HC Deb 08 March 2000 vol 345 cc706-7W
Mr. Menzies Campbell

To ask the Secretary of State for Defence if he will list(a) those targets of the Defence Bills Agency for 1998–99 which (i) were and (ii) were not achieved, giving the factors affecting the outcome in each case and (b) action taken by the agency to improve target achievement performance in 1999–2000; and if he will make a statement. [111730]

Dr. Moonie

This is a matter for the Chief Executive of the Defence Bills Agency. I have asked the Chief Executive to write to the right hon. and learned Member.
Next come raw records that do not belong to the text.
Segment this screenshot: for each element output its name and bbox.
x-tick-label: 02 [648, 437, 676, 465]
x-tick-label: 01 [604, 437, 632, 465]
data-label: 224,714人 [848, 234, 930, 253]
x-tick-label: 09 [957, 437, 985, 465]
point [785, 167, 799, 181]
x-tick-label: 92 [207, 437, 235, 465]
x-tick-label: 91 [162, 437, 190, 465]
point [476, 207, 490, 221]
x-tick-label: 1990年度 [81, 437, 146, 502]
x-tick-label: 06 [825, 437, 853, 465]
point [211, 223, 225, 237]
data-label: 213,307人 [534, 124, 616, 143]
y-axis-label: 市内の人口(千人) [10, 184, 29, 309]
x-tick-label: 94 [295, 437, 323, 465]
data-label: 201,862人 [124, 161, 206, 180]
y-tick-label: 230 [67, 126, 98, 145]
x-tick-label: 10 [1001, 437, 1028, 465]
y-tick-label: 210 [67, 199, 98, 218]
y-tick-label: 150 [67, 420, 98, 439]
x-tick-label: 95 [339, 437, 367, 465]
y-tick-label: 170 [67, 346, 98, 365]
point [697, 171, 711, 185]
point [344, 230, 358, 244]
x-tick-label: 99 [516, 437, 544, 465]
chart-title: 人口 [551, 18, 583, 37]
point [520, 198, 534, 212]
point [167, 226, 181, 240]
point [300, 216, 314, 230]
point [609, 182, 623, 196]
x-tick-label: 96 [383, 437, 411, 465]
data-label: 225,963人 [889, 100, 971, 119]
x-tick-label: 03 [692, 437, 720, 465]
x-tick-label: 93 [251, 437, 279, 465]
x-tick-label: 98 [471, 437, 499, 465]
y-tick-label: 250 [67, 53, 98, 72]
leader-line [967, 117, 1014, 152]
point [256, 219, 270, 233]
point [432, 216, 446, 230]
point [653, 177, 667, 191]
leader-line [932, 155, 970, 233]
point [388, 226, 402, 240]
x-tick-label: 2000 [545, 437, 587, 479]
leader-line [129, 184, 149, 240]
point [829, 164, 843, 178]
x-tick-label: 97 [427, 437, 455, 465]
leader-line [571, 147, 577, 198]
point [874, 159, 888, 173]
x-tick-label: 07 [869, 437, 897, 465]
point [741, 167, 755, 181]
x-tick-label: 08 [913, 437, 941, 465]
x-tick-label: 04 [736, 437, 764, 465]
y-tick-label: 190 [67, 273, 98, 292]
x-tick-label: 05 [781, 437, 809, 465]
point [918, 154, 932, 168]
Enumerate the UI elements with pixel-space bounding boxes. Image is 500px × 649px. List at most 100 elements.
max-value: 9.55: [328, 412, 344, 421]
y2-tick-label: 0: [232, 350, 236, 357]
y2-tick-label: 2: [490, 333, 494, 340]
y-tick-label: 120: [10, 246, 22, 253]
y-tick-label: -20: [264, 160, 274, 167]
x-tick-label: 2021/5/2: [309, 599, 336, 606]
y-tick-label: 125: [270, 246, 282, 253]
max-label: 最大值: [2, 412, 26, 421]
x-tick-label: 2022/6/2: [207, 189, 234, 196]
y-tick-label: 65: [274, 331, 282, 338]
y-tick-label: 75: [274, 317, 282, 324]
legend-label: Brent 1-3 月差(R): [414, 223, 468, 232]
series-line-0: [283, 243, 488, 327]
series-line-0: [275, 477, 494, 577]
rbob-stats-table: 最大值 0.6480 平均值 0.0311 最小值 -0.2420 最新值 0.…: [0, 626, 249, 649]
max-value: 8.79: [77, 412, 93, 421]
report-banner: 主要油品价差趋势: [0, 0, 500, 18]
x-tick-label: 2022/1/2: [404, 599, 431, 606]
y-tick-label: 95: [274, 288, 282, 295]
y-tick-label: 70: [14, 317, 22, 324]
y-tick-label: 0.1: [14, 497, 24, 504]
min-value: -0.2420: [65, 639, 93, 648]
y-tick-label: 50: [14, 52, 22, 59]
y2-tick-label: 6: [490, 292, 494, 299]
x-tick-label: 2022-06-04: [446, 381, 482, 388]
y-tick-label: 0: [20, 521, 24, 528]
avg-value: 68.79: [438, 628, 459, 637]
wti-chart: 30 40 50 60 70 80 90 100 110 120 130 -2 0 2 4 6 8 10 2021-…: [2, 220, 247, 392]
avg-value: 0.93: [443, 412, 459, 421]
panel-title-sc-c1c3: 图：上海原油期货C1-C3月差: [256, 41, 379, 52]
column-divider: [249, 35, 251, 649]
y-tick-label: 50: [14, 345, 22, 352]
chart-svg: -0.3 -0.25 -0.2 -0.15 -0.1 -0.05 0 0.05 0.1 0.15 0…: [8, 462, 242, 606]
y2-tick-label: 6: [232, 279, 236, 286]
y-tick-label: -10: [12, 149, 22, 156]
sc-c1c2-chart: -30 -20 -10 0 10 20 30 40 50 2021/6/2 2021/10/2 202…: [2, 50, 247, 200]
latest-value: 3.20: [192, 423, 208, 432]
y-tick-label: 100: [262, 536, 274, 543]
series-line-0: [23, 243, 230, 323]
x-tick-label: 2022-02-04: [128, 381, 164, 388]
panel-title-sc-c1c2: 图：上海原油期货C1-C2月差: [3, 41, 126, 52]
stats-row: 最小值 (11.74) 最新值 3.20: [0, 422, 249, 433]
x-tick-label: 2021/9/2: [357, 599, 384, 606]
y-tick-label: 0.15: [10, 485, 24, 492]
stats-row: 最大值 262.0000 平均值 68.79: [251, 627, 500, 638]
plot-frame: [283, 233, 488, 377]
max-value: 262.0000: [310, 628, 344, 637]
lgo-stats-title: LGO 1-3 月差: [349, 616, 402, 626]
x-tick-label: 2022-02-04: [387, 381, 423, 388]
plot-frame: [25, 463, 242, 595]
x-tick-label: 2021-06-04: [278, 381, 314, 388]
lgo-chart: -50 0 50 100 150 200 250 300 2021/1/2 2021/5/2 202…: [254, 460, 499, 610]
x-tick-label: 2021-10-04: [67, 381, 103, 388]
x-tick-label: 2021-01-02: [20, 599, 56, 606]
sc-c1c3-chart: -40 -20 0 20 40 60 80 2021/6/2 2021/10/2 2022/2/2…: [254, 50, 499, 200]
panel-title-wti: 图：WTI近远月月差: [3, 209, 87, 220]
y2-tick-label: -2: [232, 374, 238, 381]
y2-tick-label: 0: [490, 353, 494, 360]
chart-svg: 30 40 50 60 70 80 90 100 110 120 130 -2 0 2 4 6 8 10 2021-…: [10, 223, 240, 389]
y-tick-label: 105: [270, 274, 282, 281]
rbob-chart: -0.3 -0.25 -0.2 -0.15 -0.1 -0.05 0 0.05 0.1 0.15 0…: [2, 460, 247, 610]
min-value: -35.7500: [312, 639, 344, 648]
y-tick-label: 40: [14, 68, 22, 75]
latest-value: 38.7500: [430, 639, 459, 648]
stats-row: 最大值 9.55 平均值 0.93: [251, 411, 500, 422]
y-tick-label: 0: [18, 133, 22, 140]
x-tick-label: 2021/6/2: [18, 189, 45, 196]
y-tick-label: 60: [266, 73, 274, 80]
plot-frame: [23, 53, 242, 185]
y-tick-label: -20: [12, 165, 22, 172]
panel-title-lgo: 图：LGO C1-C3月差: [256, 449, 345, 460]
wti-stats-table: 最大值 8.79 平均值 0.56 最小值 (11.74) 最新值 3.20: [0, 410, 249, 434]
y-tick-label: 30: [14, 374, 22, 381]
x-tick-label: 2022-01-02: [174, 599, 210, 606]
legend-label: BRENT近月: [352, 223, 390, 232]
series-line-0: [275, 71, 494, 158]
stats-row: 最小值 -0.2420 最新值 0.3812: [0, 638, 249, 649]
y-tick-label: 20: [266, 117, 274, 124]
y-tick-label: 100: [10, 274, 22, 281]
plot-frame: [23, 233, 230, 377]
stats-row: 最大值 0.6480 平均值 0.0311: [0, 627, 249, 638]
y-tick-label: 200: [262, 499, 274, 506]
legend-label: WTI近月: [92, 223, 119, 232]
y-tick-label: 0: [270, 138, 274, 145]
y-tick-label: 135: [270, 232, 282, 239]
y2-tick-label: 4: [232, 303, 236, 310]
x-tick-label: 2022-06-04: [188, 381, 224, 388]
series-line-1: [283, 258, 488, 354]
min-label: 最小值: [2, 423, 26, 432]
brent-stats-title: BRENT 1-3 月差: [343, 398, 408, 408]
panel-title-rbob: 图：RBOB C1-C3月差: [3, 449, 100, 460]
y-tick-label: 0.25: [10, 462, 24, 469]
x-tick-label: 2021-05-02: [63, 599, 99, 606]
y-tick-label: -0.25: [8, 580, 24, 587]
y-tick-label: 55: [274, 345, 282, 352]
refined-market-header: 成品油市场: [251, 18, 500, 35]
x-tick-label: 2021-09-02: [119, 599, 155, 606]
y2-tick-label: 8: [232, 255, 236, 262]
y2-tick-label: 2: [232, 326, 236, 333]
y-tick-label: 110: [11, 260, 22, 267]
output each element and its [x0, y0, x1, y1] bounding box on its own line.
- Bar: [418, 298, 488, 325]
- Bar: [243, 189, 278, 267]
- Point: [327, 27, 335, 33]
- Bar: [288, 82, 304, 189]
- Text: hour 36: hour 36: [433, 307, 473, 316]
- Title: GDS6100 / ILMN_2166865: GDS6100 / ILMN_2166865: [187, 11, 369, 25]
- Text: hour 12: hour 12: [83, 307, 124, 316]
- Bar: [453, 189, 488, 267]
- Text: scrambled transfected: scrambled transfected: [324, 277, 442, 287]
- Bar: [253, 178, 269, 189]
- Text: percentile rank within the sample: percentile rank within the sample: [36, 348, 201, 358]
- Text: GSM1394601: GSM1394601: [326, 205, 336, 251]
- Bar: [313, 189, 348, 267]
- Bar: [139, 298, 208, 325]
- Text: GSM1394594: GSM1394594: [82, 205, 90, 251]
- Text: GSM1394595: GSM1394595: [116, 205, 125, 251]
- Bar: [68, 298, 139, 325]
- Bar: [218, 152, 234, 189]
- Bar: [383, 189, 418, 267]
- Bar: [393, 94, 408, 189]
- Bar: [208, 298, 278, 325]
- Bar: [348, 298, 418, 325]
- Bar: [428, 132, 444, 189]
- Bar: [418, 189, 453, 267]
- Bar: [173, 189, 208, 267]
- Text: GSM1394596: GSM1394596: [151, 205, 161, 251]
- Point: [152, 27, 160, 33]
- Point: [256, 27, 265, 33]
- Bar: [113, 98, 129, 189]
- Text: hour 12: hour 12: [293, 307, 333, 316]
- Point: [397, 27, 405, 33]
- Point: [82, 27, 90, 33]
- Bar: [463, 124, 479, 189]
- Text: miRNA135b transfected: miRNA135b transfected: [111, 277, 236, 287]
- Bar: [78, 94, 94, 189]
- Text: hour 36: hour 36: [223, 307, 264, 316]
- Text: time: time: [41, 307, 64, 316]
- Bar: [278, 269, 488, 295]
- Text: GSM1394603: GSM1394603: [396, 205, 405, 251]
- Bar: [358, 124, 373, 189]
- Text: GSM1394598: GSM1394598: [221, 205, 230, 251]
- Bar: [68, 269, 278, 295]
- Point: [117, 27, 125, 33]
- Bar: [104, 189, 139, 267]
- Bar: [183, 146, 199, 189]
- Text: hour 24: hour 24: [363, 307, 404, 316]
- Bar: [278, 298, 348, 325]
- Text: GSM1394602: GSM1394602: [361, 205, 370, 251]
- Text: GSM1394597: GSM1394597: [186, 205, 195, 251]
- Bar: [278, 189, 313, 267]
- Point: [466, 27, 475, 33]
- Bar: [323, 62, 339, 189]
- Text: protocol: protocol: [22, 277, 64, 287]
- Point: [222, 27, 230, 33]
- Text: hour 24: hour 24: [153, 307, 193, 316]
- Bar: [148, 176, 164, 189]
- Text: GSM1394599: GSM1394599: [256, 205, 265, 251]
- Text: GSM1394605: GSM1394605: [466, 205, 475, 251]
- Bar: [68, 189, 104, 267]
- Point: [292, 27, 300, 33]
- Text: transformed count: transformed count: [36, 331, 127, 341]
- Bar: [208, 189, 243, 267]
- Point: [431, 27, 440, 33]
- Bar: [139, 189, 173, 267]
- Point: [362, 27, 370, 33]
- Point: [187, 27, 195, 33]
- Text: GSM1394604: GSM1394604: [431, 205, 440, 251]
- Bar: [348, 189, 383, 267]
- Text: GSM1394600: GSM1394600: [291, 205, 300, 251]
Letter from I. S. Elrick to Mr. Menzies Campbell, dated 6 March 2000: I am replying to your question to the Secretary of State for Defence concerning performance against the targets set for the Defence Bills Agency, as this matter falls within my area of responsibility as Chief Executive of the Agency. The seven targets set for the Defence Bills Agency for 1998/99 are detailed below and performance was set out in the Agency's 1998/99 Annual Report and Accounts, a copy of which was placed in the library of the House on 13 July 1999. The first six were achieved in full but the seventh only attained 95.7% against a target of 100%.

  1. 1. To pay 97% of correctly presented bills within 11 working days;
  2. 2. To pay 100% of correctly presented bills within 30 calendar days;
  3. 3. To raise 100% of invoices within 5 working days;
  4. 4. To deliver services within the agreed price of £15.587 million for the financial year;
  5. 5. To increase the average number of bills processed annually by each member of staff to 6,555;
  6. 6. To ensure CAPITAL compliance by 1 January 1999.
  7. 7. To meet the criteria contracted for in the Service Level Agreement.
Performance against this final target was affected by the need, in order to meet higher priorities, to divert Agency resources from the fifteen lower-level performance indicators which are aggregated into a single target. The most significant of these higher priorities was the need to alter the Agency's business processes to accommodate the Statutory Interest on Commercial Debt (Interest) Act in November 1998. The Agency also diverted resources to assist the Department in its development of resource accounting and to undertake preparatory work on the Agency's extensive computer resources to ensure millennium compliance. In addition the Agency assimilated a 6% increase in bill throughput numbers compared to the previous financial year, processing some 3.7 million bills in total. To improve performance in 1999/2000 the Agency's targets were redefined following a triennial Prior Options review. This moved the main emphasis of the Agency's targets to the improvement of unit costs which could be independently benchmarked against commercial comparators. There was also a significant tightening of the targets in other areas. The Agency has responded to these changed circumstances by preparing a Corporate Plan which is designed to achieve these new and demanding challenges. The main thrusts of the Plan are: (i) greater commitment to E-commerce in both internal and external communications; (ii) the more effective utilisation of Information Technology in business processes; and (iii) the use of European Quality Foundation Excellence Model benchmarking techniques to ensure that best practice is used throughout the Agency. The deliberately challenging new targets are not being met fully in this first year of the new Service Level Agreement. However, significant progress towards meeting the overarching outcomes contained in the Service Level Agreement has been achieved during 1999–2000 and measures have been taken to ensure that performance will be improved further during 2000–2001. Whilst some of the key targets are not being met in the current year, bill payments performance is still the highest to date in real terms and puts the Agency in the top 10% of large commercial and public sector enterprises in Europe, as measured in independent benchmarking exercises.